Dagli auditorium ai musei, dai teatri agli edifici governativi, fino alle architetture sportive. Le dieci opere sono state realizzate sia con fondi pubblici che privati, e costituiscono tutte dei punti di riferimento per la vita dei cittadini. Il London Aquatics Centre di Zaha Hadid Architects, la Biblioteca di Birmingham realizzata dallo studio Mecanoo, l’auditorium SEC Armadillo a Glasgow di Norman Foster, la sede del Parlamento scozzese a Edimburgo di Enric Miralles e Benedetta Tagliabue, il centro visitatori del Giants Causeway in Irlanda del Nord di Heneghan Peng Architects.

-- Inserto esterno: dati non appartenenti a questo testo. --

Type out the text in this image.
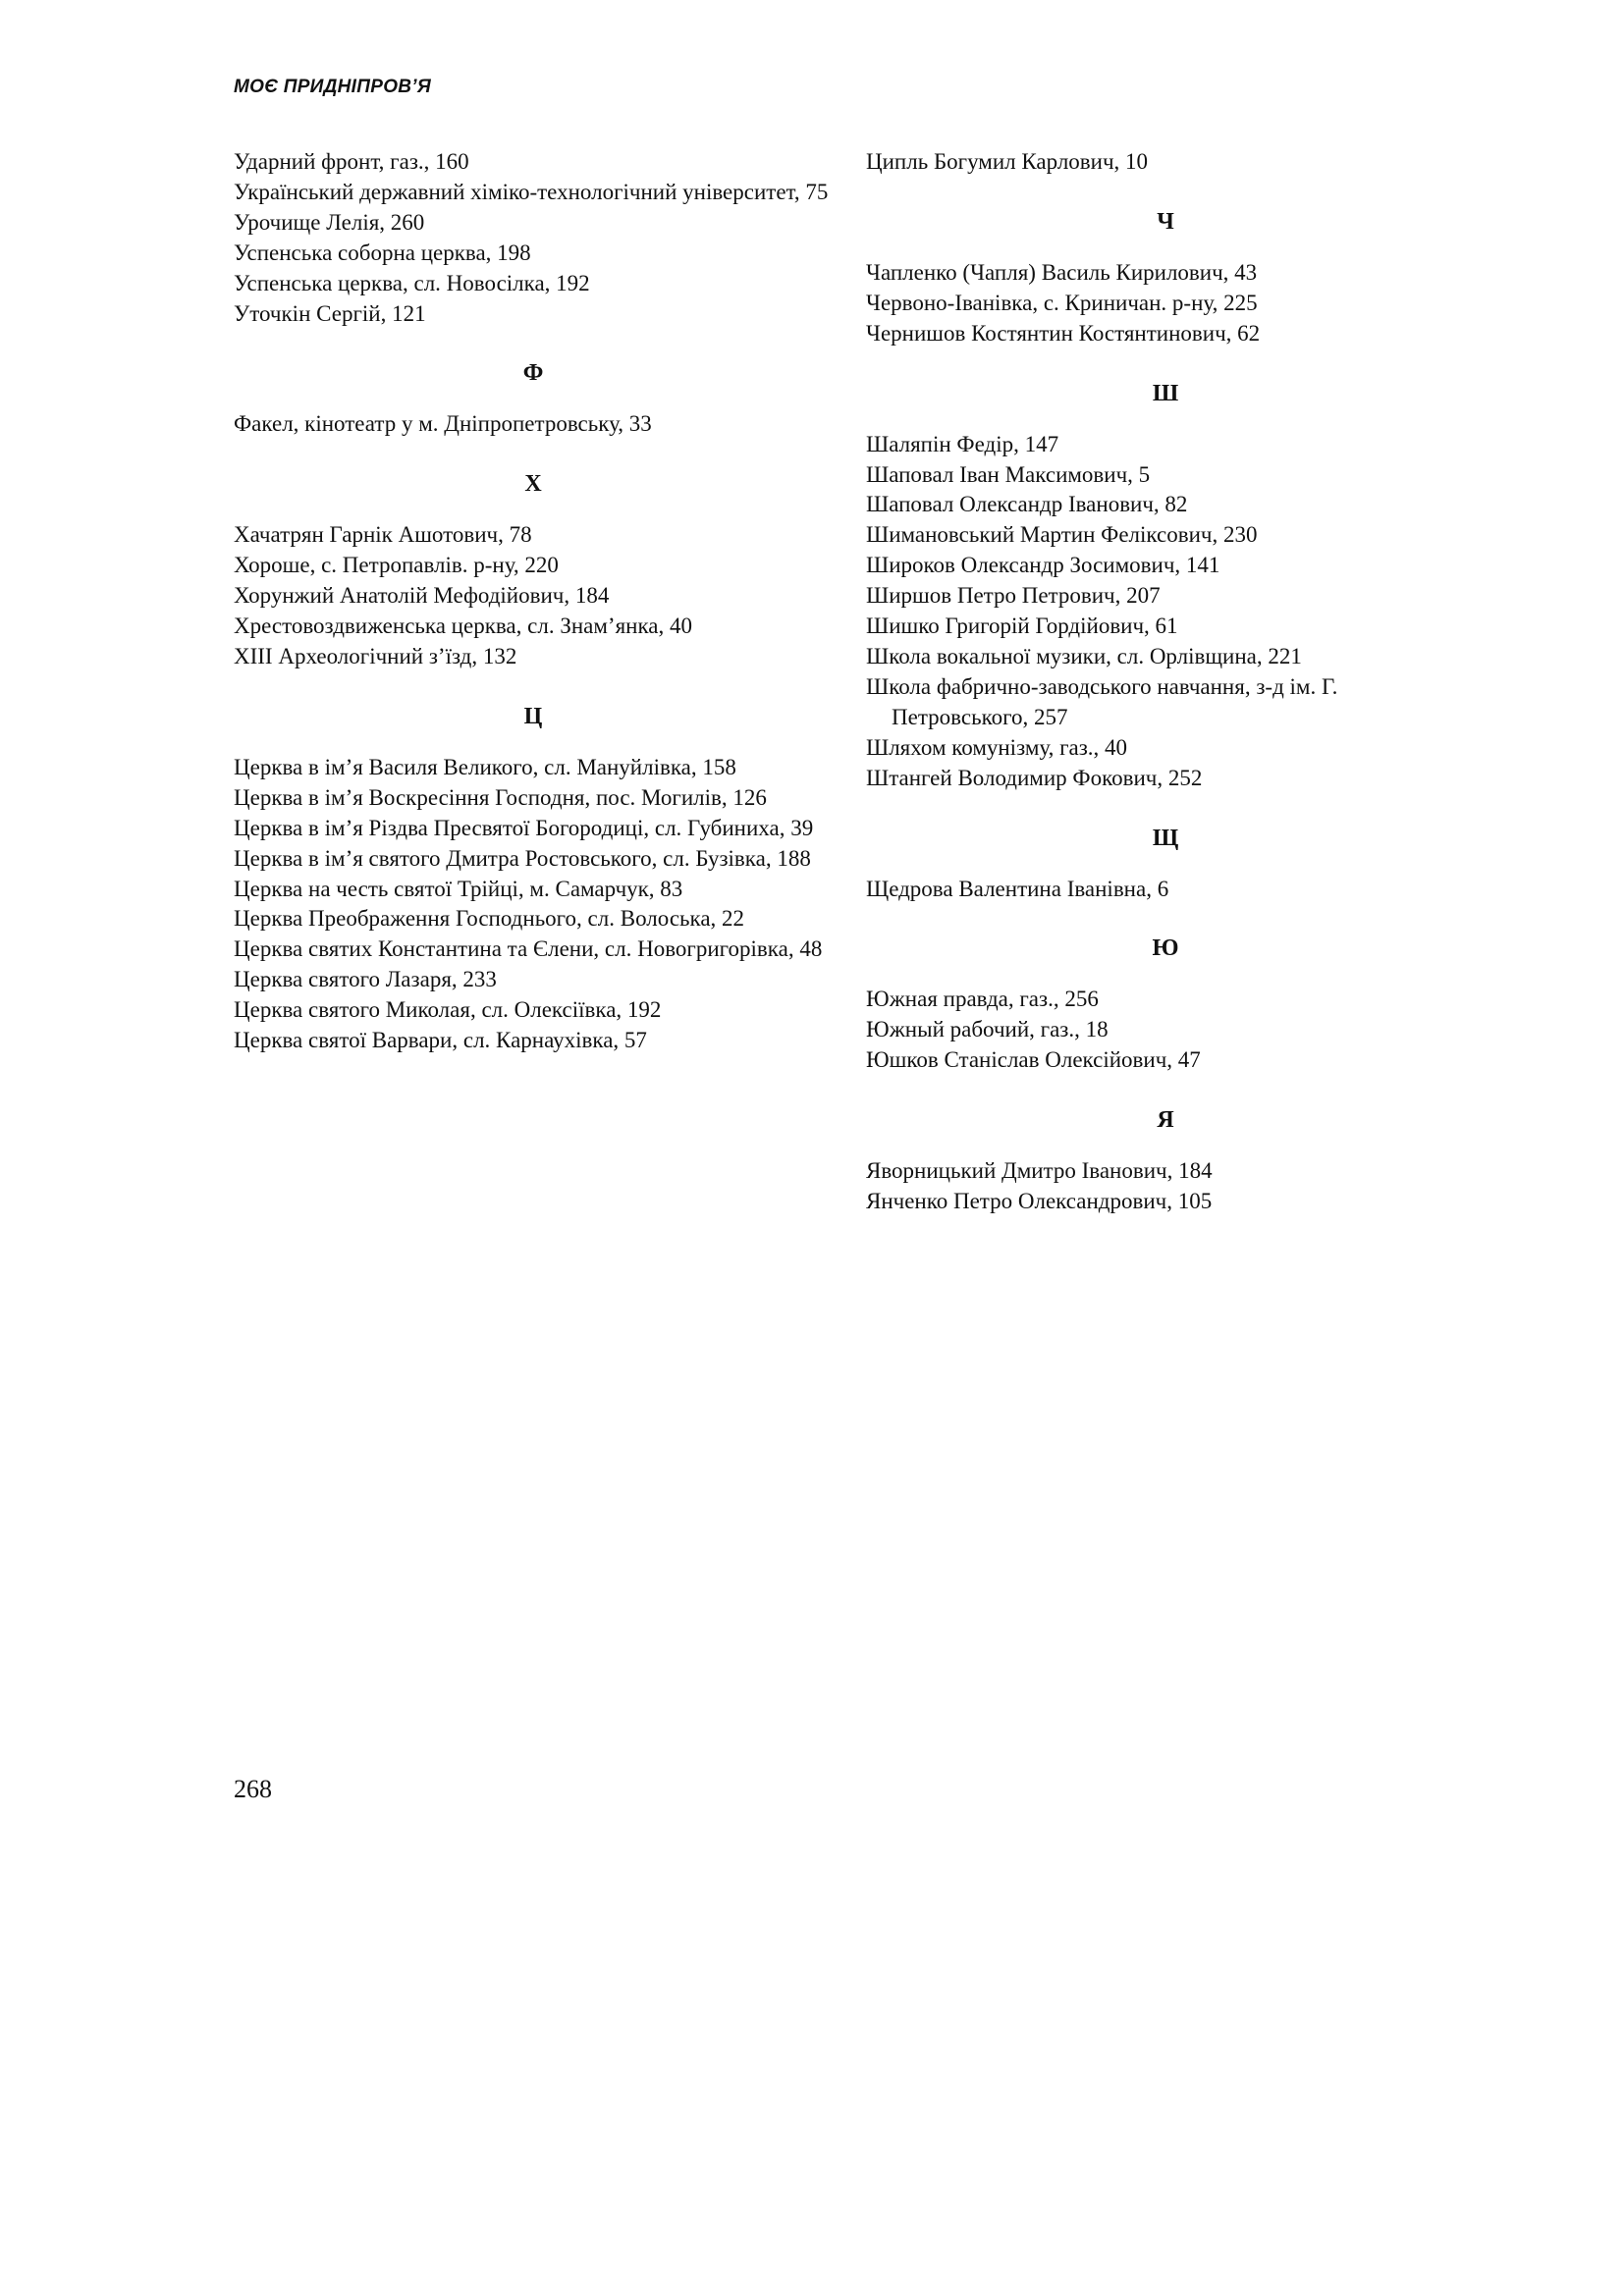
МОЄ ПРИДНІПРОВ’Я

Ударний фронт, газ., 160

Український державний хіміко-технологічний університет, 75

Урочище Лелія, 260

Успенська соборна церква, 198

Успенська церква, сл. Новосілка, 192

Уточкін Сергій, 121

Ф

Факел, кінотеатр у м. Дніпропетровську, 33

Х

Хачатрян Гарнік Ашотович, 78

Хороше, с. Петропавлів. р-ну, 220

Хорунжий Анатолій Мефодійович, 184

Хрестовоздвиженська церква, сл. Знам’янка, 40

XIII Археологічний з’їзд, 132

Ц

Церква в ім’я Василя Великого, сл. Мануйлівка, 158

Церква в ім’я Воскресіння Господня, пос. Могилів, 126

Церква в ім’я Різдва Пресвятої Богородиці, сл. Губиниха, 39

Церква в ім’я святого Дмитра Ростовського, сл. Бузівка, 188

Церква на честь святої Трійці, м. Самарчук, 83

Церква Преображення Господнього, сл. Волоська, 22

Церква святих Константина та Єлени, сл. Новогригорівка, 48

Церква святого Лазаря, 233

Церква святого Миколая, сл. Олексіївка, 192

Церква святої Варвари, сл. Карнаухівка, 57

Ципль Богумил Карлович, 10

Ч

Чапленко (Чапля) Василь Кирилович, 43

Червоно-Іванівка, с. Криничан. р-ну, 225

Чернишов Костянтин Костянтинович, 62

Ш

Шаляпін Федір, 147

Шаповал Іван Максимович, 5

Шаповал Олександр Іванович, 82

Шимановський Мартин Феліксович, 230

Широков Олександр Зосимович, 141

Ширшов Петро Петрович, 207

Шишко Григорій Гордійович, 61

Школа вокальної музики, сл. Орлівщина, 221

Школа фабрично-заводського навчання, з-д ім. Г. Петровського, 257

Шляхом комунізму, газ., 40

Штангей Володимир Фокович, 252

Щ

Щедрова Валентина Іванівна, 6

Ю

Южная правда, газ., 256

Южный рабочий, газ., 18

Юшков Станіслав Олексійович, 47

Я

Яворницький Дмитро Іванович, 184

Янченко Петро Олександрович, 105

268
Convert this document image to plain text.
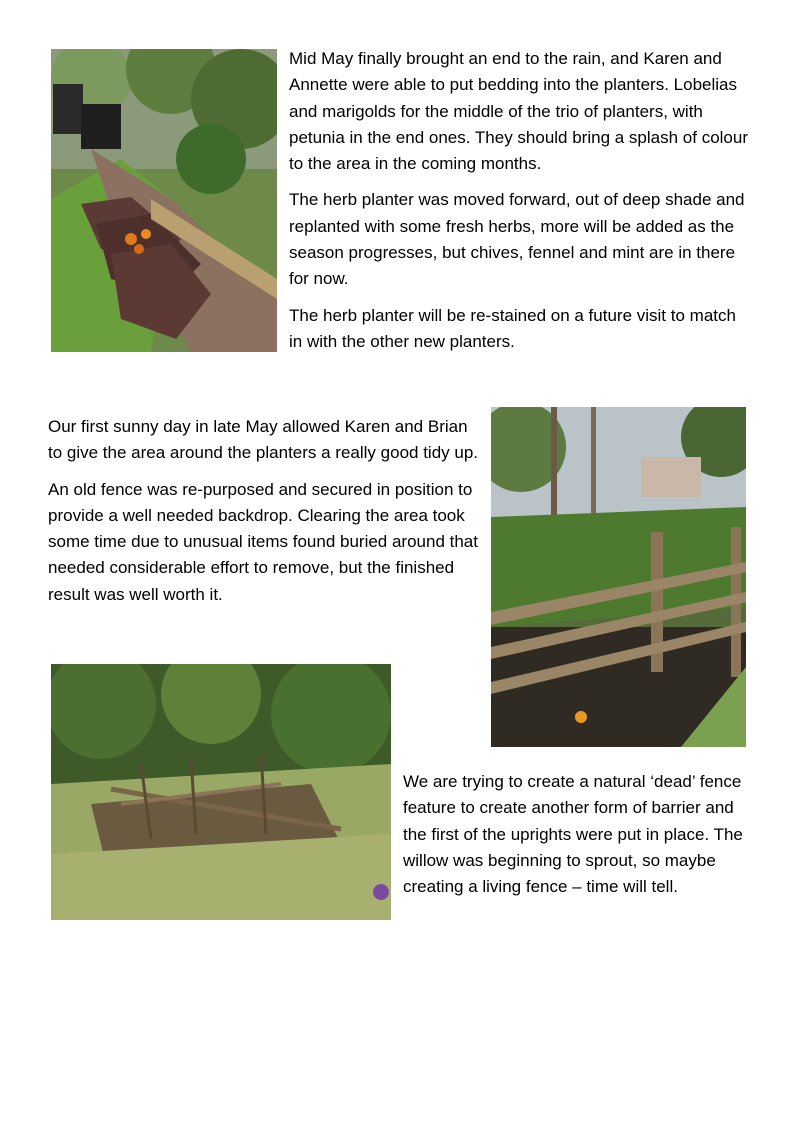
Mid May finally brought an end to the rain, and Karen and Annette were able to put bedding into the planters. Lobelias and marigolds for the middle of the trio of planters, with petunia in the end ones. They should bring a splash of colour to the area in the coming months.

The herb planter was moved forward, out of deep shade and replanted with some fresh herbs, more will be added as the season progresses, but chives, fennel and mint are in there for now.

The herb planter will be re-stained on a future visit to match in with the other new planters.

Our first sunny day in late May allowed Karen and Brian to give the area around the planters a really good tidy up.

An old fence was re-purposed and secured in position to provide a well needed backdrop. Clearing the area took some time due to unusual items found buried around that needed considerable effort to remove, but the finished result was well worth it.

We are trying to create a natural ‘dead’ fence feature to create another form of barrier and the first of the uprights were put in place. The willow was beginning to sprout, so maybe creating a living fence – time will tell.
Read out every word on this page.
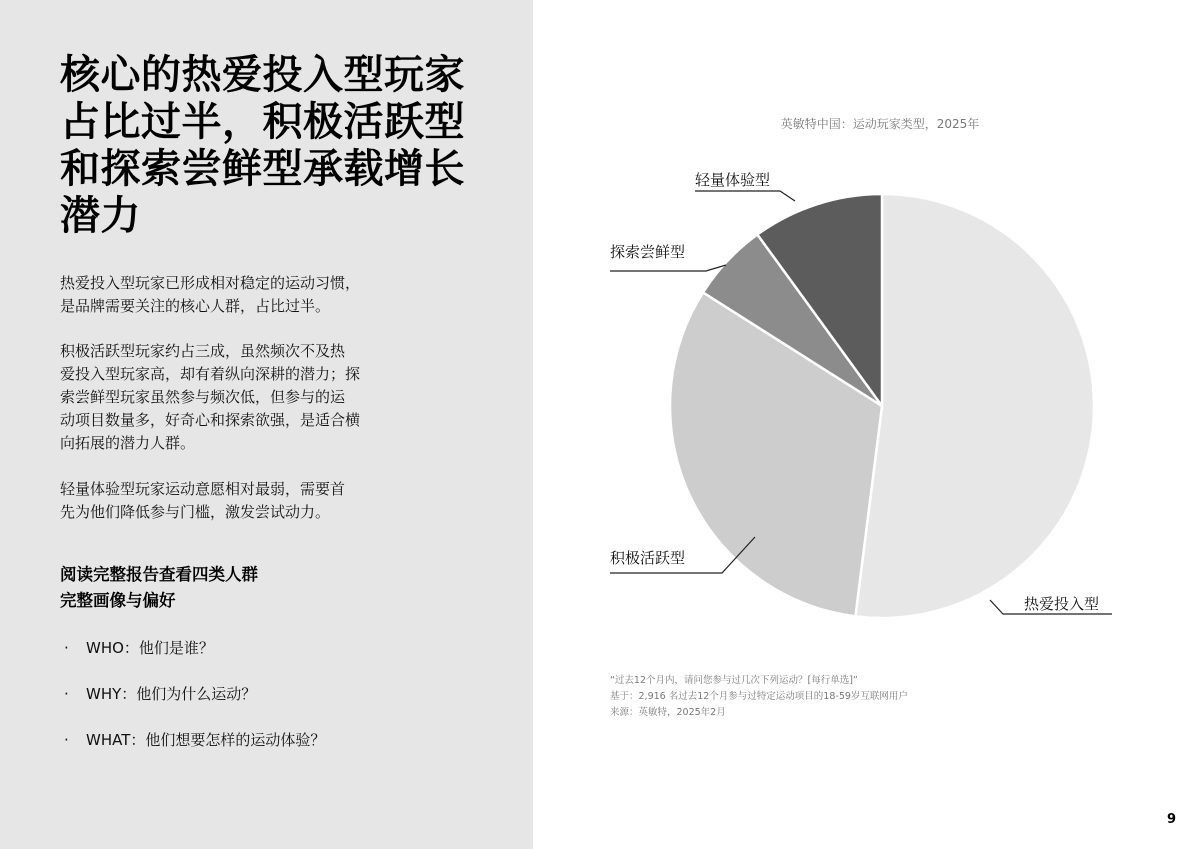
核心的热爱投入型玩家
占比过半，积极活跃型
和探索尝鲜型承载增长
潜力
热爱投入型玩家已形成相对稳定的运动习惯，
是品牌需要关注的核心人群，占比过半。
积极活跃型玩家约占三成，虽然频次不及热
爱投入型玩家高，却有着纵向深耕的潜力；探
索尝鲜型玩家虽然参与频次低，但参与的运
动项目数量多，好奇心和探索欲强，是适合横
向拓展的潜力人群。
轻量体验型玩家运动意愿相对最弱，需要首
先为他们降低参与门槛，激发尝试动力。
阅读完整报告查看四类人群
完整画像与偏好
· WHO：他们是谁？
· WHY：他们为什么运动？
· WHAT：他们想要怎样的运动体验？
英敏特中国：运动玩家类型，2025年
热爱投入型
积极活跃型
探索尝鲜型
轻量体验型
“过去12个月内，请问您参与过几次下列运动？[每行单选]”
基于：2,916 名过去12个月参与过特定运动项目的18-59岁互联网用户
来源：英敏特，2025年2月
9
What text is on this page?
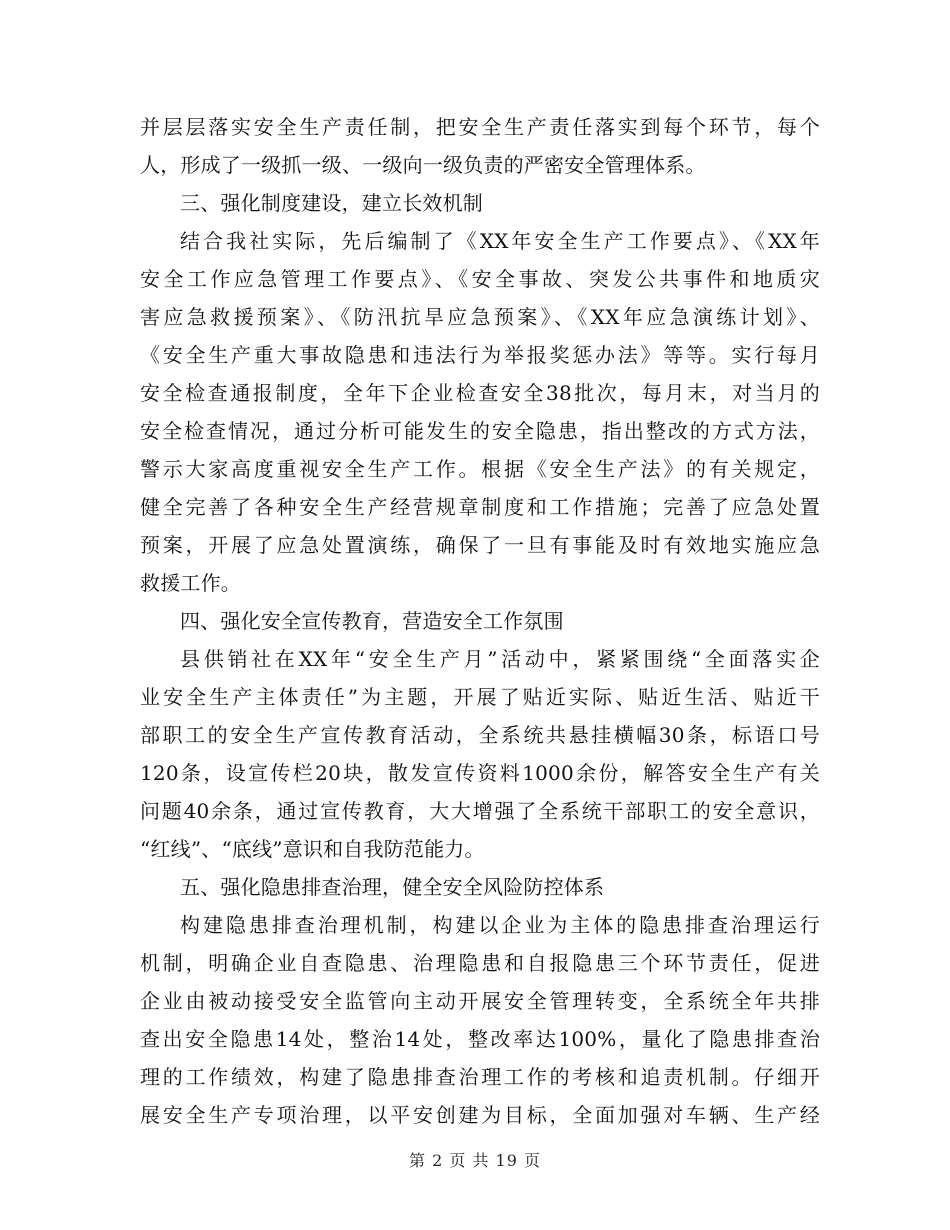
并层层落实安全生产责任制，把安全生产责任落实到每个环节，每个
人，形成了一级抓一级、一级向一级负责的严密安全管理体系。
三、强化制度建设，建立长效机制
结合我社实际，先后编制了《XX年安全生产工作要点》、《XX年
安全工作应急管理工作要点》、《安全事故、突发公共事件和地质灾
害应急救援预案》、《防汛抗旱应急预案》、《XX年应急演练计划》、
《安全生产重大事故隐患和违法行为举报奖惩办法》等等。实行每月
安全检查通报制度，全年下企业检查安全38批次，每月末，对当月的
安全检查情况，通过分析可能发生的安全隐患，指出整改的方式方法，
警示大家高度重视安全生产工作。根据《安全生产法》的有关规定，
健全完善了各种安全生产经营规章制度和工作措施；完善了应急处置
预案，开展了应急处置演练，确保了一旦有事能及时有效地实施应急
救援工作。
四、强化安全宣传教育，营造安全工作氛围
县供销社在XX年“安全生产月”活动中，紧紧围绕“全面落实企
业安全生产主体责任”为主题，开展了贴近实际、贴近生活、贴近干
部职工的安全生产宣传教育活动，全系统共悬挂横幅30条，标语口号
120条，设宣传栏20块，散发宣传资料1000余份，解答安全生产有关
问题40余条，通过宣传教育，大大增强了全系统干部职工的安全意识，
“红线”、“底线”意识和自我防范能力。
五、强化隐患排查治理，健全安全风险防控体系
构建隐患排查治理机制，构建以企业为主体的隐患排查治理运行
机制，明确企业自查隐患、治理隐患和自报隐患三个环节责任，促进
企业由被动接受安全监管向主动开展安全管理转变，全系统全年共排
查出安全隐患14处，整治14处，整改率达100%，量化了隐患排查治
理的工作绩效，构建了隐患排查治理工作的考核和追责机制。仔细开
展安全生产专项治理，以平安创建为目标，全面加强对车辆、生产经
第 2 页 共 19 页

E ancora, l’edificio della National Assembly del Galles, a Cardiff, disegnato da Rogers Stirk Harbour and Partners, l'Eden Project, la serra di 23mila metri quadri a Saint Austell, in Cornovaglia, dello studio Grimshaw, l’Everyman Theatre di Liverpool firmato da Haworth Tompkins, l’Imperial War Museum a Manchester di Daniel Libeskind fino alla nuova Tate Modern di Herzog & De Meuron. 
 
“Gli ultimi vent’anni sono stati un momento importante per l’edilizia pubblica, che ha scelto di investire in innovazione e qualità - continua Parker -, tutte le strutture sono diventate dei riferimenti, molte di queste ora sono spazi per la cultura, lo sport e la politica, e spesso la loro realizzazione ha comportato un miglioramento del paesaggio, giocando un ruolo importante nei processi di rigenerazione delle città in cui sono cresciute”.